Saturday, August 30, 2014

Stracci con Ragú di Pesce

This recipe is serious work so it's not for everyone.

This recipe requires access to the freshest seafood and that means a local fisherman not a supermarket!

This recipe isn't here to feed your pathetic little palate. It's here to ensure the perfection of your soul.

It only works in summer when you have access to fresh seafood, fresh tomatoes and basil but what a recipe!

If you don't understand why tomatoes, you should read this.

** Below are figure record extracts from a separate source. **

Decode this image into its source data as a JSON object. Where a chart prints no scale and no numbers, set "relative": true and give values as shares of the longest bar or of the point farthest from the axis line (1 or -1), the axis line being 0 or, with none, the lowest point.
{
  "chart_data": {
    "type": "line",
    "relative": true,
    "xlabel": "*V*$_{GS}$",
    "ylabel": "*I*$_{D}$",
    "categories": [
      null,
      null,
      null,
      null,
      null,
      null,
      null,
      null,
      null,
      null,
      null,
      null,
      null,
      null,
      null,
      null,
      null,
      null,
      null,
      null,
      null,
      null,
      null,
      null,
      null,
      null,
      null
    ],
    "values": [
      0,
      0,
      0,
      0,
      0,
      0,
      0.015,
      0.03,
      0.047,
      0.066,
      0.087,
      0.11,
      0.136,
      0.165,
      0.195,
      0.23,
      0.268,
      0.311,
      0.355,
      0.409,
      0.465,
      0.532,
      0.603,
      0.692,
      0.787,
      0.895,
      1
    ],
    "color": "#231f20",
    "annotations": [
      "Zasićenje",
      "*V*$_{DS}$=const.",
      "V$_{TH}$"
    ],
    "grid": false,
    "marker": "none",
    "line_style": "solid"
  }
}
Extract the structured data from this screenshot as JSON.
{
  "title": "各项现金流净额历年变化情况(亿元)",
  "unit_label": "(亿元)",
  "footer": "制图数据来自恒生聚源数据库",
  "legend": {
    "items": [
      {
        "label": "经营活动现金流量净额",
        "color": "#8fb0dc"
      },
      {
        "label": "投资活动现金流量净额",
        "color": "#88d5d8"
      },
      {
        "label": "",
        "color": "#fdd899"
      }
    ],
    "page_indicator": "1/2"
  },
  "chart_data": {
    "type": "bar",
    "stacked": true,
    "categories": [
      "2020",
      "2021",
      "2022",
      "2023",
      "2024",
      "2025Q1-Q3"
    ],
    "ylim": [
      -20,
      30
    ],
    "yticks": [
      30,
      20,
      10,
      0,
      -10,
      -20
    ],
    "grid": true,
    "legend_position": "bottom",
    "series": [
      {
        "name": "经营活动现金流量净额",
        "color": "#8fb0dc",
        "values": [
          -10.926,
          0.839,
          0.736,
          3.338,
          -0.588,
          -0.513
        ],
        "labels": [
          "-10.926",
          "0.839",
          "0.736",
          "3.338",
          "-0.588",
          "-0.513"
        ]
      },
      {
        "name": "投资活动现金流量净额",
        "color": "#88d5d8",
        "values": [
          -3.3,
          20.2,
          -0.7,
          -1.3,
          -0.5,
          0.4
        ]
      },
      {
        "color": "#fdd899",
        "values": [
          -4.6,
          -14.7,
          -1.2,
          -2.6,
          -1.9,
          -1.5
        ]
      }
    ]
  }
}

The CC is also assuming that you have made the tomato sauce ahead of time. It's always there in the CC's kitchen in summer but if not you will need to make that as well.

So get cranking!


Stracci con ragú di pesce

(serves 2)

Note: This is the rare recipe that pairs fresh pasta with seafood and tomatoes. It's the exception that proves the rule. The idea is that both the tomatoes act as an accent. They are definitely not the main show here. The fresh seafood is.

Ingredients

Fresh Pasta

1 cup 00 flour (substitute by sieved all-purpose)
1 egg
salt

Ragú di pesce

6 scallops
2 squid
12 clams

8 cloves garlic
1 dried red chili
16 cherry tomatoes (half yellow, half red — cut in half)

1/3 cup white wine
1/2 cup tomato sauce

2 sprigs basil

pinch of saffron

olive oil
sea salt
black pepper

few basil leaves (cut into thin ribbons with scissors)
basil (ripped by hand into rough shreds)

Recipe

First, make the fresh pasta. (If you don't know how, you're probably going to need something a little more precise than the instructions below. Ironically, it's one of those things that's trivial to demonstrate and hard to write about.)

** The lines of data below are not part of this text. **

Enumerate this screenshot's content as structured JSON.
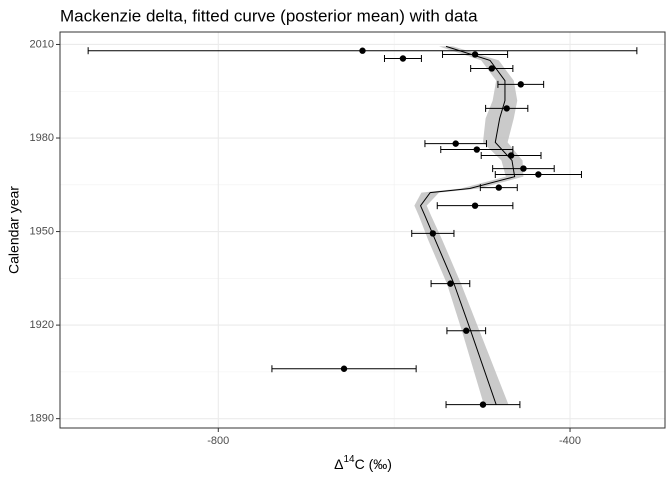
{
  "chart_data": {
    "type": "scatter",
    "title": "Mackenzie delta, fitted curve (posterior mean) with data",
    "xlabel": {
      "base": "Δ",
      "sup": "14",
      "rest": "C (‰)"
    },
    "ylabel": "Calendar year",
    "xlim": [
      -980,
      -292
    ],
    "ylim": [
      1887,
      2014
    ],
    "xticks": [
      -800,
      -400
    ],
    "yticks": [
      1890,
      1920,
      1950,
      1980,
      2010
    ],
    "xminor": [
      -600
    ],
    "yminor": [
      1905,
      1935,
      1965,
      1995
    ],
    "grid": true,
    "points": {
      "color": "#000000",
      "x": [
        -636,
        -590,
        -508,
        -489,
        -456,
        -472,
        -530,
        -506,
        -467,
        -453,
        -436,
        -481,
        -508,
        -556,
        -536,
        -518,
        -657,
        -499
      ],
      "values": [
        2008,
        2005.5,
        2006.8,
        2002.3,
        1997.2,
        1989.5,
        1978.2,
        1976.3,
        1974.4,
        1970.2,
        1968.3,
        1964.1,
        1958.3,
        1949.4,
        1933.3,
        1918.2,
        1906,
        1894.5
      ],
      "xerr": [
        312,
        21,
        37,
        24,
        26,
        24,
        35,
        41,
        34,
        35,
        49,
        21,
        43,
        24,
        22,
        22,
        82,
        42
      ]
    },
    "curve": {
      "color": "#000000",
      "band_color": "#bdbdbd",
      "x": [
        -484,
        -513,
        -532,
        -553,
        -565,
        -570,
        -559,
        -514,
        -463,
        -466,
        -485,
        -480,
        -474,
        -474,
        -491,
        -541
      ],
      "values": [
        1894.5,
        1918.2,
        1933.3,
        1947.1,
        1955.1,
        1958.3,
        1962.5,
        1963.8,
        1967.6,
        1972.8,
        1978.6,
        1986.3,
        1992,
        1998.4,
        2004.9,
        2009.4
      ],
      "lower": [
        -498,
        -523,
        -540,
        -561,
        -572,
        -577,
        -569,
        -524,
        -473,
        -478,
        -499,
        -496,
        -488,
        -484,
        -501,
        -549
      ],
      "upper": [
        -470,
        -503,
        -524,
        -545,
        -558,
        -563,
        -549,
        -504,
        -453,
        -454,
        -471,
        -464,
        -460,
        -464,
        -481,
        -533
      ]
    }
  }
}
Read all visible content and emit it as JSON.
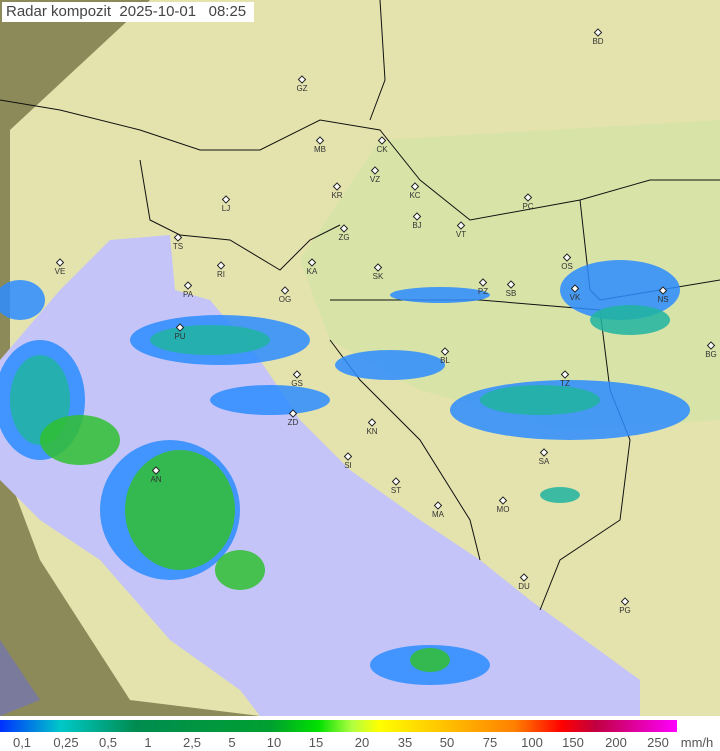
{
  "title": "Radar kompozit  2025-10-01   08:25",
  "legend": {
    "ticks": [
      "0,1",
      "0,25",
      "0,5",
      "1",
      "2,5",
      "5",
      "10",
      "15",
      "20",
      "35",
      "50",
      "75",
      "100",
      "150",
      "200",
      "250"
    ],
    "unit": "mm/h"
  },
  "cities": [
    "GZ",
    "BD",
    "MB",
    "CK",
    "VZ",
    "KR",
    "KC",
    "PC",
    "LJ",
    "ZG",
    "BJ",
    "VT",
    "TS",
    "VE",
    "RI",
    "KA",
    "SK",
    "OS",
    "PA",
    "OG",
    "PZ",
    "SB",
    "VK",
    "NS",
    "PU",
    "BL",
    "BG",
    "GS",
    "TZ",
    "ZD",
    "KN",
    "SA",
    "SI",
    "AN",
    "ST",
    "MO",
    "MA",
    "DU",
    "PG"
  ],
  "colors": {
    "land_outside": "#8c8a58",
    "coverage": "#e6e4b0",
    "sea": "#c4c4f8",
    "rain_light": "#2c8cff",
    "rain_mid": "#20b4a0",
    "rain_heavy": "#30c030"
  }
}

Dump the flour in a bowl. Make a well. Crack an egg into it. Add some salt. With a fork whip the egg, incorporating the flour as it goes by. Do NOT add water. Use your hands when it looks mixed in. Knead the dough to a silky mass adding only the tiniest amount of flour to make your hands not stick.

Set aside for at least 20 minutes.

Using a pasta maker, crank the dough repeatedly through all settings down to 5.

(Pasta machines have a scale from 1-8. One is coarsest and eight is finest. The reason to not crank it down to 5 straight away is that each pass through "kneads" the dough correctly to make it smooth and uniform. So you need to go through 1-2-3-4-5. Experienced chefs even repeat the 1 and 2 folding the dough into "threes" if they want a particularly refined pasta.)

Do not make it too thin. Cut into long thick ribbons and lay out on a tray to dry for at least an hour or even more in summer if it is humid. Two to three hours is preferable. The dough must dry out substantially otherwise it will fall apart.

(Yes, the CC knows that this is not stracci which refers to "rags" — irregularly cut pasta. You can cut the thick ribbons into irregular pieces. To make a true stracci, you'd have to hand-roll the pasta. If your spirit is willing and your flesh not weak, go for it!)

Then make the fresh seafood ragú.

Put the clams in a pot with half a cup of water. Heat them at high heat till they open. Fish out each one as it opens. Shuck them making sure to retain the liquid. Pass the liquid from the clams as well as the liquid from the pot through a paper towel (to eliminate the sand) and retain the liquid.

(The reason to shuck the clams is so that the shell doesn't tear the delicate pasta. With dried pasta, the clams are tossed with the shell to good effect but here we're working with fresh pasta and the clam shells would tear the pasta into shreds which we don't want.)

Heat up some olive oil in a pan. Add the garlic and red chili and let it fry for about 6 minutes at low heat. Make sure the garlic doesn't burn. Add the white wine and the clam juice from above and let it reduce a bit.

Toss in the cherry tomatoes and let cook for 5 minutes. Add the tomato sauce and basil strips and let cook till it is reduced somewhat.

Now make the pasta. When the water is boiling, add the pasta and let it cook. 3 minutes no more.

While the pasta is cooking, add the raw seafood, cooked clams and the saffron to the hot ragú. Do not overcook. You can even turn off the heat if the sauce is hot enough.

Drain the pasta and toss everything together. Add the torn basil and black pepper. Serve at once.